Manny Pacquiao returned to his corner before the 12th round to an unfamiliar soundtrack of steady boos rising from the MGM Grand Garden crowd.
The fans weren't jeering their beloved Filipino congressman. They were incensed that Sugar Shane Mosley apparently was scared to fight him.
"I told him in the last round, 'You've got to knock this guy out, because it's embarrassing,'" Pacquiao trainer Freddie Roach said. "He told me, 'Coach, I'm trying, I'm trying.'"
Mosley was in full retreat from the opening round against Pacquiao, backpedaling and scrambling simply to avoid getting knocked out.
Pacquiao, who won his 14th straight fight by lopsided unanimous decision, has seen this embarrassing strategy before. Most everybody agrees Floyd Mayweather Jr. has been dodging Pacquiao for the past year, only outside the ring.
If Mayweather declines another chance to fight Pacquiao in the most anticipated matchup in boxing, Pacquiao will keep busy with his congressional duties until his next fight in early November — yet even his promoter acknowledges it's tough to imagine any opponent but Mayweather posing problems for Pacquiao.
"The problem is, and this is becoming a pattern, Manny doesn't allow any opponent to fight his fight," Bob Arum said. "He takes every opponent out of his fight because of his speed and power. You've got to understand what you're watching now. You're watching a phenomenon, the greatest fighter that I've ever seen. Nobody can compete with him. He'll take every fighter out of his game, every single one."
Pacquiao's native Philippines grinded to a halt Sunday, with fans watching everywhere from crowded jails to public plazas fitted with huge screens as Pacquiao flummoxed Mosley, who embarrassed himself in what's probably the last megafight of his decorated 18-year career.

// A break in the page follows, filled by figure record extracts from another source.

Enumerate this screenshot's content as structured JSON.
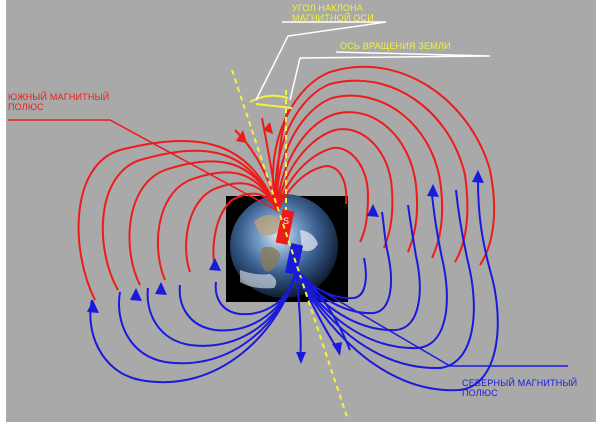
{
  "labels": {
    "tilt_angle_line1": "УГОЛ НАКЛОНА",
    "tilt_angle_line2": "МАГНИТНОЙ ОСИ",
    "rotation_axis": "ОСЬ ВРАЩЕНИЯ ЗЕМЛИ",
    "south_pole_line1": "ЮЖНЫЙ МАГНИТНЫЙ",
    "south_pole_line2": "ПОЛЮС",
    "north_pole_line1": "СЕВЕРНЫЙ МАГНИТНЫЙ",
    "north_pole_line2": "ПОЛЮС",
    "pole_marker_s": "S"
  },
  "colors": {
    "background": "#a9a9a9",
    "field_lines_south": "#ee1b1b",
    "field_lines_north": "#1a1adc",
    "axis_line": "#f2f23a",
    "leader_line_white": "#ffffff"
  }
}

Pacquiao knocked him down in the third round and never stopped chasing him, but Mosley survived on his feet and even got credit for a bogus knockdown in the 10th. Roach said Mosley tarnished his legacy.
"He backpedaled the whole night," Roach said. "He never took one step forward to try to press the action. His jab is in mothballs. I never saw it. His legs are gone. It wasn't shocking, but I expected more. I like Shane, he's a nice guy, but he'd better quit before he gets hurt."

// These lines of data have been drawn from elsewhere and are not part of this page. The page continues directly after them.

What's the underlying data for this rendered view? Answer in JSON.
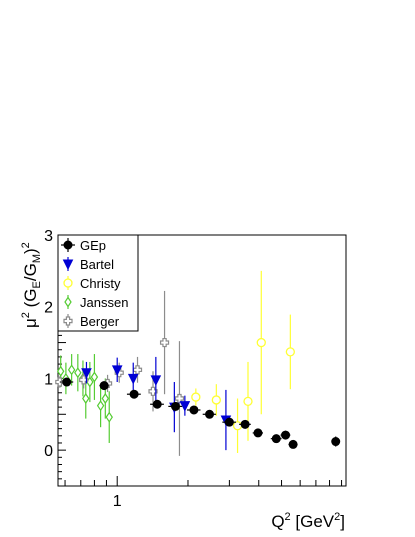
{
  "chart_data": {
    "type": "scatter",
    "title": "",
    "xlabel": {
      "base": "Q",
      "sup": "2",
      "unit_open": " [GeV",
      "unit_sup": "2",
      "unit_close": "]"
    },
    "ylabel": {
      "mu": "μ",
      "mu_sup": "2",
      "open": " (G",
      "sub_e": "E",
      "slash": "/G",
      "sub_m": "M",
      "close": ")",
      "sup": "2"
    },
    "x_scale": "log",
    "xlim": [
      0.56,
      9.4
    ],
    "ylim": [
      -0.5,
      3.0
    ],
    "x_ticks": [
      {
        "value": 1,
        "label": "1"
      }
    ],
    "y_ticks": [
      {
        "value": 0,
        "label": "0"
      },
      {
        "value": 1,
        "label": "1"
      },
      {
        "value": 2,
        "label": "2"
      },
      {
        "value": 3,
        "label": "3"
      }
    ],
    "legend_position": "top-left",
    "series": [
      {
        "name": "GEp",
        "color": "#000000",
        "marker": "filled-circle",
        "points": [
          {
            "x": 0.61,
            "y": 0.95,
            "err": 0.04,
            "xerr": 0.04
          },
          {
            "x": 0.88,
            "y": 0.9,
            "err": 0.04,
            "xerr": 0.04
          },
          {
            "x": 1.18,
            "y": 0.78,
            "err": 0.04,
            "xerr": 0.08
          },
          {
            "x": 1.48,
            "y": 0.64,
            "err": 0.04,
            "xerr": 0.1
          },
          {
            "x": 1.77,
            "y": 0.61,
            "err": 0.04,
            "xerr": 0.12
          },
          {
            "x": 2.12,
            "y": 0.56,
            "err": 0.04,
            "xerr": 0.14
          },
          {
            "x": 2.47,
            "y": 0.5,
            "err": 0.04,
            "xerr": 0.16
          },
          {
            "x": 3.0,
            "y": 0.39,
            "err": 0.05,
            "xerr": 0.2
          },
          {
            "x": 3.5,
            "y": 0.36,
            "err": 0.06,
            "xerr": 0.2
          },
          {
            "x": 3.97,
            "y": 0.24,
            "err": 0.05,
            "xerr": 0.2
          },
          {
            "x": 4.75,
            "y": 0.16,
            "err": 0.05,
            "xerr": 0.25
          },
          {
            "x": 5.2,
            "y": 0.21,
            "err": 0.06,
            "xerr": 0.25
          },
          {
            "x": 5.6,
            "y": 0.08,
            "err": 0.05,
            "xerr": 0.25
          },
          {
            "x": 8.5,
            "y": 0.12,
            "err": 0.07,
            "xerr": 0.3
          }
        ]
      },
      {
        "name": "Bartel",
        "color": "#0000d4",
        "marker": "filled-down-triangle",
        "points": [
          {
            "x": 0.74,
            "y": 1.08,
            "err": 0.15
          },
          {
            "x": 1.0,
            "y": 1.12,
            "err": 0.17
          },
          {
            "x": 1.17,
            "y": 1.0,
            "err": 0.22
          },
          {
            "x": 1.46,
            "y": 0.98,
            "err": 0.32
          },
          {
            "x": 1.75,
            "y": 0.6,
            "err": 0.35
          },
          {
            "x": 1.94,
            "y": 0.62,
            "err": 0.14
          },
          {
            "x": 2.9,
            "y": 0.42,
            "err": 0.42
          }
        ]
      },
      {
        "name": "Christy",
        "color": "#ffff33",
        "marker": "open-circle",
        "points": [
          {
            "x": 2.16,
            "y": 0.74,
            "err": 0.12
          },
          {
            "x": 2.64,
            "y": 0.7,
            "err": 0.22
          },
          {
            "x": 3.25,
            "y": 0.34,
            "err": 0.38
          },
          {
            "x": 3.6,
            "y": 0.68,
            "err": 0.55
          },
          {
            "x": 4.1,
            "y": 1.5,
            "err": 1.0
          },
          {
            "x": 5.45,
            "y": 1.37,
            "err": 0.52
          }
        ]
      },
      {
        "name": "Janssen",
        "color": "#55cc33",
        "marker": "open-diamond",
        "points": [
          {
            "x": 0.575,
            "y": 1.1,
            "err": 0.22
          },
          {
            "x": 0.605,
            "y": 1.0,
            "err": 0.22
          },
          {
            "x": 0.64,
            "y": 1.12,
            "err": 0.22
          },
          {
            "x": 0.68,
            "y": 1.08,
            "err": 0.26
          },
          {
            "x": 0.715,
            "y": 1.0,
            "err": 0.25
          },
          {
            "x": 0.735,
            "y": 0.72,
            "err": 0.28
          },
          {
            "x": 0.765,
            "y": 0.95,
            "err": 0.28
          },
          {
            "x": 0.8,
            "y": 1.02,
            "err": 0.32
          },
          {
            "x": 0.85,
            "y": 0.62,
            "err": 0.3
          },
          {
            "x": 0.89,
            "y": 0.72,
            "err": 0.28
          },
          {
            "x": 0.925,
            "y": 0.46,
            "err": 0.36
          }
        ]
      },
      {
        "name": "Berger",
        "color": "#8c8c8c",
        "marker": "open-cross",
        "points": [
          {
            "x": 0.57,
            "y": 0.95,
            "err": 0.08
          },
          {
            "x": 0.72,
            "y": 0.98,
            "err": 0.12
          },
          {
            "x": 0.91,
            "y": 0.93,
            "err": 0.12
          },
          {
            "x": 1.02,
            "y": 1.08,
            "err": 0.14
          },
          {
            "x": 1.22,
            "y": 1.12,
            "err": 0.18
          },
          {
            "x": 1.42,
            "y": 0.82,
            "err": 0.28
          },
          {
            "x": 1.59,
            "y": 1.5,
            "err": 0.72
          },
          {
            "x": 1.84,
            "y": 0.72,
            "err": 0.8
          }
        ]
      }
    ]
  }
}
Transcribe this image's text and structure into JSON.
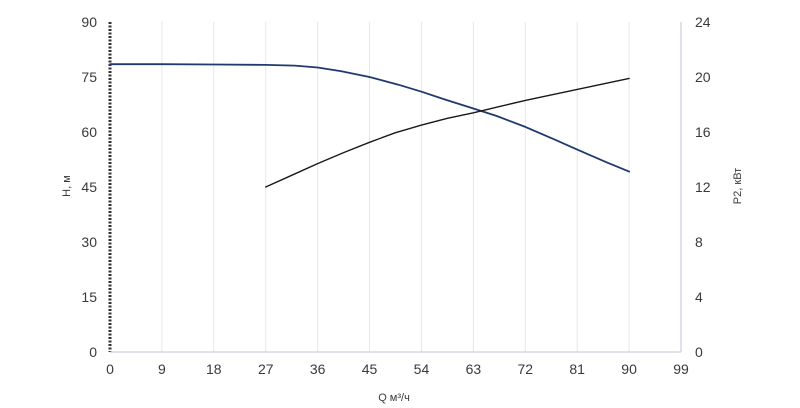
{
  "chart_data": {
    "type": "line",
    "xlabel": "Q м³/ч",
    "ylabel_left": "H, м",
    "ylabel_right": "P2, кВт",
    "x_ticks": [
      0,
      9,
      18,
      27,
      36,
      45,
      54,
      63,
      72,
      81,
      90,
      99
    ],
    "y_left_ticks": [
      0,
      15,
      30,
      45,
      60,
      75,
      90
    ],
    "y_right_ticks": [
      0,
      4,
      8,
      12,
      16,
      20,
      24
    ],
    "xlim": [
      0,
      99
    ],
    "ylim_left": [
      0,
      90
    ],
    "ylim_right": [
      0,
      24
    ],
    "grid": "vertical",
    "series": [
      {
        "axis": "left",
        "color": "#1f3a6e",
        "x": [
          0,
          9,
          18,
          27,
          32,
          36,
          40,
          45,
          50,
          54,
          58,
          63,
          67,
          72,
          77,
          81,
          86,
          90
        ],
        "values": [
          78.5,
          78.5,
          78.4,
          78.3,
          78.1,
          77.6,
          76.6,
          75.0,
          72.9,
          71.0,
          68.9,
          66.4,
          64.4,
          61.4,
          58.0,
          55.2,
          51.8,
          49.2
        ]
      },
      {
        "axis": "right",
        "color": "#1a1a1a",
        "x": [
          27,
          31.5,
          36,
          40.5,
          45,
          49.5,
          54,
          58.5,
          63,
          67.5,
          72,
          76.5,
          81,
          85.5,
          90
        ],
        "values": [
          12.0,
          12.85,
          13.7,
          14.5,
          15.25,
          15.95,
          16.5,
          17.0,
          17.4,
          17.85,
          18.3,
          18.7,
          19.1,
          19.5,
          19.9
        ]
      }
    ]
  }
}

Roach also wasn't happy with the fight's collegial vibe, which included touching gloves before every round — something usually saved for sparring sessions — and hugging before the 12th.

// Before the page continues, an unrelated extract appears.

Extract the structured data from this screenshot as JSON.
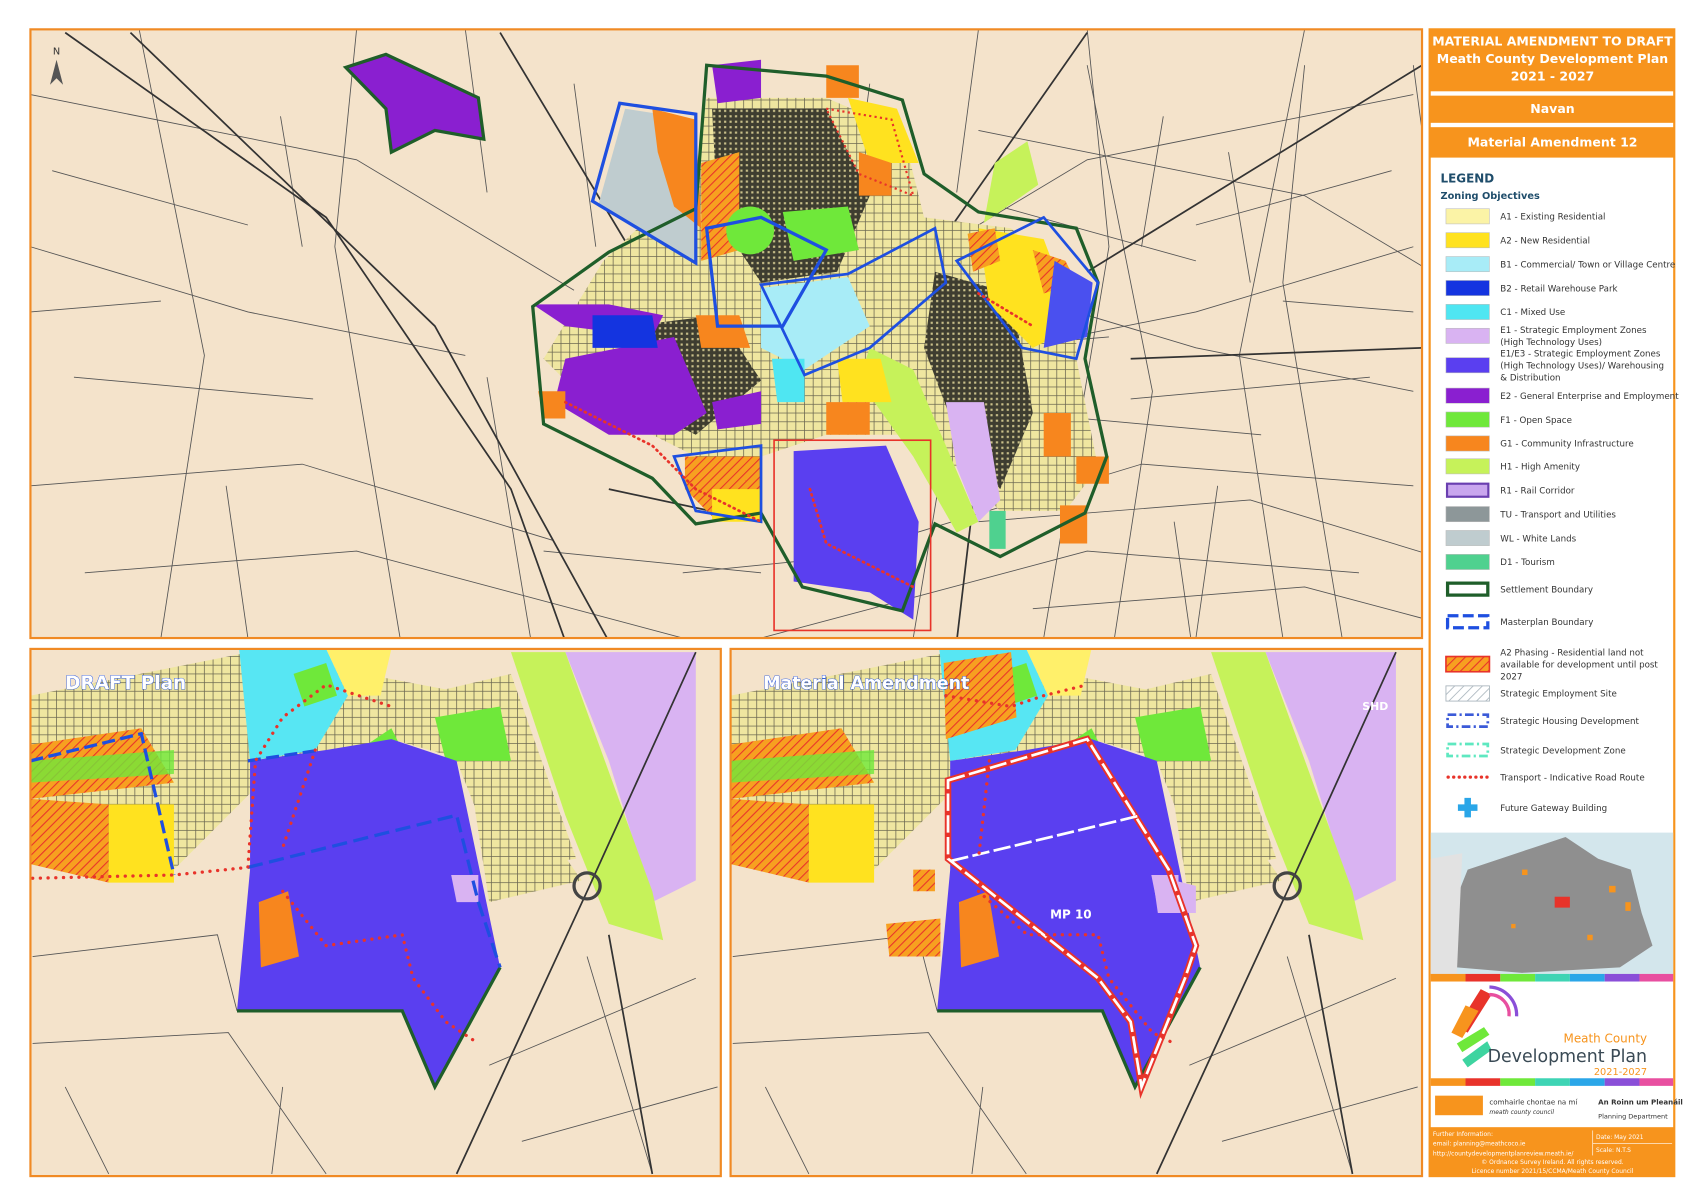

"Why are you touching gloves? Is he your friend?" Roach asked his fighter. "I hate that. You're supposed to be trying to knock this guy out."
The atmosphere likely won't be so friendly in Pacquiao's next fight. The three main candidates for Pacquiao's next bout haven't usually been the hugging types.
A third fight with Mexican star Juan Manuel Marquez apparently is Arum's first choice, fulfilling the dreams of fans who thoroughly enjoyed their 2004 draw and 2008 split-decision win for Pacquiao. If Marquez doesn't like the deal, Arum will turn to bruising 140-pound champ Timothy Bradley or veteran Zab Judah, who would both welcome the chance to be on the sport's biggest stage.
Roach would prefer to fight Mayweather, believing it's the most intriguing matchup and the most lucrative opportunity for a fighter who says he's likely to retire after a few more big bouts, although Roach believes Pacquiao could fight into the deep end of his 30s.
But if Mayweather still won't answer Pacquiao's calls, Roach hopes they'll face Marquez.
"All I hear from him and Nacho (Beristain, Marquez's trainer) is how they got robbed," Roach said. "I'd like that fight one more time, see how much they've both changed since that time. I think we've gotten a lot better."
A meeting with Bradley, the two-belt champion from Palm Springs, Calif., would be a brutally physical bout against a fighter with a reputation — deserved or not — for throwing elbows and head-butts.
"It's not an easy fight for Manny, but I feel (Bradley) is just not big enough," Roach said. "He would need a miracle."
Roach said Pacquiao could meet Bradley or Marquez at a catch weight around 144 pounds, but Pacquiao doesn't want to get much smaller than that. Roach also wouldn't put Pacquiao in against British 140-pound champion Amir Khan, saying Khan "is getting better, but he's not at that level yet. Manny would be too much, too soon."
Yet the discussion always comes back to Mayweather, who's facing many more upcoming court dates than fight dates as he whiles away his mid-30s in his Las Vegas mansion, trashing Pacquiao on Twitter and gambling heavily on sports.
Pacquiao has won eight fights since the end of 2007, beating an array of quality fighters and veteran greats from Oscar De La Hoya to Marquez and Miguel Cotto. Mayweather has fought just twice in that time, enjoying a brief retirement before beating Marquez and dominating Mosley on May 1, 2010.
"There isn't a day in my life that goes by that somebody doesn't ask me about that fight," Roach said. "People say, 'Make that fight.' I wish I could."